I recently read 2 papers that I’d highly recommend if you ever wonder about the underpinnings of modern relational databases:
This is an opinionated history of database architectures from roughly 1970 to 2005, and it’s got some serious credentials behind it – Michael Stonebraker was the driving force behind Postgres and many other things. It’s an easy read, and it’s a good explanation of how relational DBs and SQL came to (mostly) rule the world. It was written amidst a lot of hype over XML databases, and it (rightly, in retrospect) critiques XML DBs and suggests that they won’t see much commercial adoption.
One interesting bit: Stonebraker and Hellerstein do not like SQL, and they claim that it became dominant largely because of IBM’s dominance in the marketplace during the 1980’s. Which leads us to the next item…
This was cited approvingly in the 1st paper as a “scathing critique of the semantics of SQL”, which caught my eye - virtually every database supports SQL, how bad can it be?

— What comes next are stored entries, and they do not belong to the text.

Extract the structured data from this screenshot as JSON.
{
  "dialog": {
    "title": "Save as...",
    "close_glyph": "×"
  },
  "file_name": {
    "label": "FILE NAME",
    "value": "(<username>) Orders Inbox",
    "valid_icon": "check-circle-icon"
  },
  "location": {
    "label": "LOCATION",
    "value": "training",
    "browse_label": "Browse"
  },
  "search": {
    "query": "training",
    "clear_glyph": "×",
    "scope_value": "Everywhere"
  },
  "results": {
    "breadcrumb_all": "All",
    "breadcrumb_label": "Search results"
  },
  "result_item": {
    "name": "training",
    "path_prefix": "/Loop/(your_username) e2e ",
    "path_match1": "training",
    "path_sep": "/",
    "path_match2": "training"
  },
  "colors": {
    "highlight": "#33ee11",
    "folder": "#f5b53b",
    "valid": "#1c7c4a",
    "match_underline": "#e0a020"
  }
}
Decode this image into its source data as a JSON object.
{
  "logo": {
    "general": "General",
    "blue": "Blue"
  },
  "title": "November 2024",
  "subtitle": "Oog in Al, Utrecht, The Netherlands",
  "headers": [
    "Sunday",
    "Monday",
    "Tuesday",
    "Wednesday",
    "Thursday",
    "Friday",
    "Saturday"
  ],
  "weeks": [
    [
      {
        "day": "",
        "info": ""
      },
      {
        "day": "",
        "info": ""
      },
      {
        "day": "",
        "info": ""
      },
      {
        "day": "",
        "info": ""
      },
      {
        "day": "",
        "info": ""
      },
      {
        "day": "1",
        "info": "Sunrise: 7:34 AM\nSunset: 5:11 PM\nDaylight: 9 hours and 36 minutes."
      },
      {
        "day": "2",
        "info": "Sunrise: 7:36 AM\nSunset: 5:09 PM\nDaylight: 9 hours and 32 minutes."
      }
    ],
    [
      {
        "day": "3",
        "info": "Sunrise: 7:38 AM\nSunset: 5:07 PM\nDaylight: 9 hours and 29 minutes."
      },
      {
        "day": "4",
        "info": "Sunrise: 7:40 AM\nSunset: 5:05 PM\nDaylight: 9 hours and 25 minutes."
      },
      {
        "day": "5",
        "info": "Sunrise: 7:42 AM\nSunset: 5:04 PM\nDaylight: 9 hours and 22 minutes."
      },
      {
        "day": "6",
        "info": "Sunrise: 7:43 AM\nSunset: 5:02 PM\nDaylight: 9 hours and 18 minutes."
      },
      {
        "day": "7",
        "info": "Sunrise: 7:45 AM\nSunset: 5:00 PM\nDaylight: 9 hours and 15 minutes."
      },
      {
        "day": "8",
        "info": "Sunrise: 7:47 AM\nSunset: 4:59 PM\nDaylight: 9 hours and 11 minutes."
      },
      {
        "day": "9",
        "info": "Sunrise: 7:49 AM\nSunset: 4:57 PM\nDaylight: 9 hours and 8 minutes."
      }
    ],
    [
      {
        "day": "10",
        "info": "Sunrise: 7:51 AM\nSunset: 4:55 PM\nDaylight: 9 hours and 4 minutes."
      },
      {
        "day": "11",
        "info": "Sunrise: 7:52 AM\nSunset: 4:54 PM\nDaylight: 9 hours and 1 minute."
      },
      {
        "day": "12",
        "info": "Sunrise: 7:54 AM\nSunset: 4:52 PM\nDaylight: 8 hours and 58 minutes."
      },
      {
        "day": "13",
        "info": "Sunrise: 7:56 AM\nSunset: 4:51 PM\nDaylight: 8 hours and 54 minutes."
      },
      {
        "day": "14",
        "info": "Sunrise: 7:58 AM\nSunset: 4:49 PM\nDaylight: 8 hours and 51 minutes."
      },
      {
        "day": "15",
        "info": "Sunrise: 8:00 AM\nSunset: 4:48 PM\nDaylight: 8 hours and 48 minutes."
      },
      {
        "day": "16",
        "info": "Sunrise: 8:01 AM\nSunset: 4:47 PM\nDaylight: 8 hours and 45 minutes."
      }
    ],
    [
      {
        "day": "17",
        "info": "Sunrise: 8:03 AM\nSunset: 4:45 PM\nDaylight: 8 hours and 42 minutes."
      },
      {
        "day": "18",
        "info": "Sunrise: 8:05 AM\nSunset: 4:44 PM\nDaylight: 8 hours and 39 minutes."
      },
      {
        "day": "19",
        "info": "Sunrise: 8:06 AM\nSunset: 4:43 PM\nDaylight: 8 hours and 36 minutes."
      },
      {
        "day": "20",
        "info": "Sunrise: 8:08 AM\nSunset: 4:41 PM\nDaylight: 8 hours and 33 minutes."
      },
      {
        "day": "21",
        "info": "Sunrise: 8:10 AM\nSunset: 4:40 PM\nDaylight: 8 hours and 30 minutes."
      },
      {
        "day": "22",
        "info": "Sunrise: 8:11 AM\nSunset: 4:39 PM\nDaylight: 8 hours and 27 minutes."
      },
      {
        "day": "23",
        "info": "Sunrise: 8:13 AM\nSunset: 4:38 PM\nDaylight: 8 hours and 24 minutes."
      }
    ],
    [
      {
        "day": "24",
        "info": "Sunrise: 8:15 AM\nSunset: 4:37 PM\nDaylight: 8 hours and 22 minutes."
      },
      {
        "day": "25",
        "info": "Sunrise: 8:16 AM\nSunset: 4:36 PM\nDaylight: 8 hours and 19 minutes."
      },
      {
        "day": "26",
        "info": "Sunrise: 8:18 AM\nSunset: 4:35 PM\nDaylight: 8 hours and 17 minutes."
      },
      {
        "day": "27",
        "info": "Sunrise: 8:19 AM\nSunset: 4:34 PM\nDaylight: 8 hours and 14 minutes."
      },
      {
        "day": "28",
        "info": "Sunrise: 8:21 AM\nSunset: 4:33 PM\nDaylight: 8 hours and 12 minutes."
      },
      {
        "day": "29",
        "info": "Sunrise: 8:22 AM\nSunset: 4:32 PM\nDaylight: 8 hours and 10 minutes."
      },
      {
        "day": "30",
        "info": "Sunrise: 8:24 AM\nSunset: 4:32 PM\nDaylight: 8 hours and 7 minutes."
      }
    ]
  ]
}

I won’t summarize the entire thing, it’s a laundry list of complaints, but this resonated with me:
Notice that it is just table-names that appear in the FROM clause. Completeness suggests that it should be table-expressions (as Gray puts it, “anything in computer science that is not recursive is no good”).

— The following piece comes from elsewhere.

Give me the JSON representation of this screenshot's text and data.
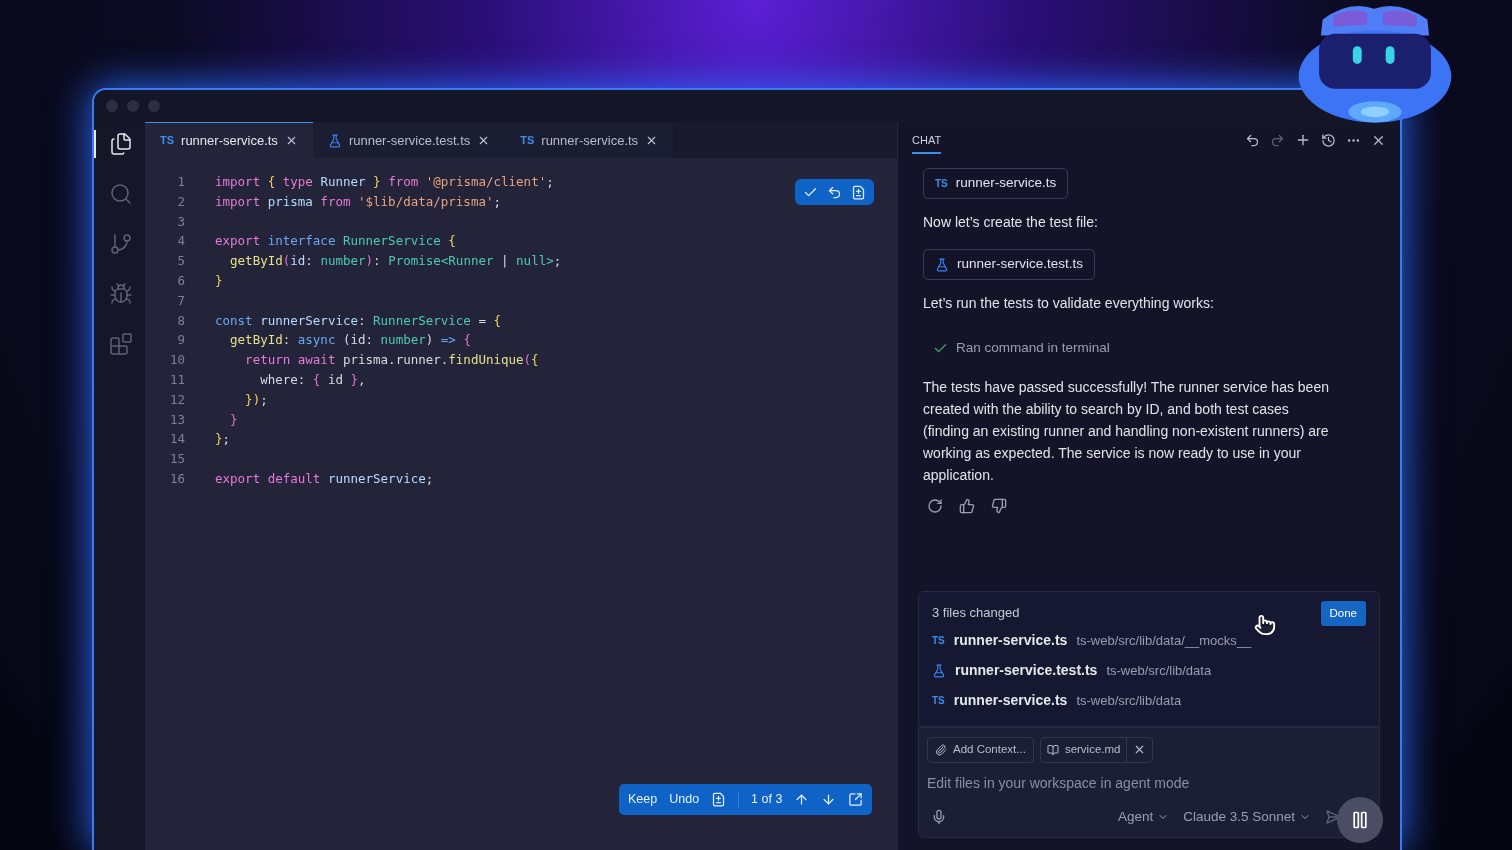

…a simple table-reference (i.e. a table-name) ought to be just a special case of a general table-expression
To give a (trivial) example, say we want to union 2 tables and extract a column. We’d write that like this in SQL:
SELECT EMPLOYEE_ID FROM EMPLOYEES UNION SELECT EMPLOYEE_ID FROM CONTRACTORS
But if table names were just special cases of table expressions, we could write it like this instead:
SELECT EMPLOYEE_ID FROM (EMPLOYEES UNION CONTRACTORS)
SQL gets the job done, and it could be a lot worse - but it is a little sad that many of the issues academics have known about for 35+ years still exist today. It’s a reminder of how entrenched something that’s only “good enough” can become.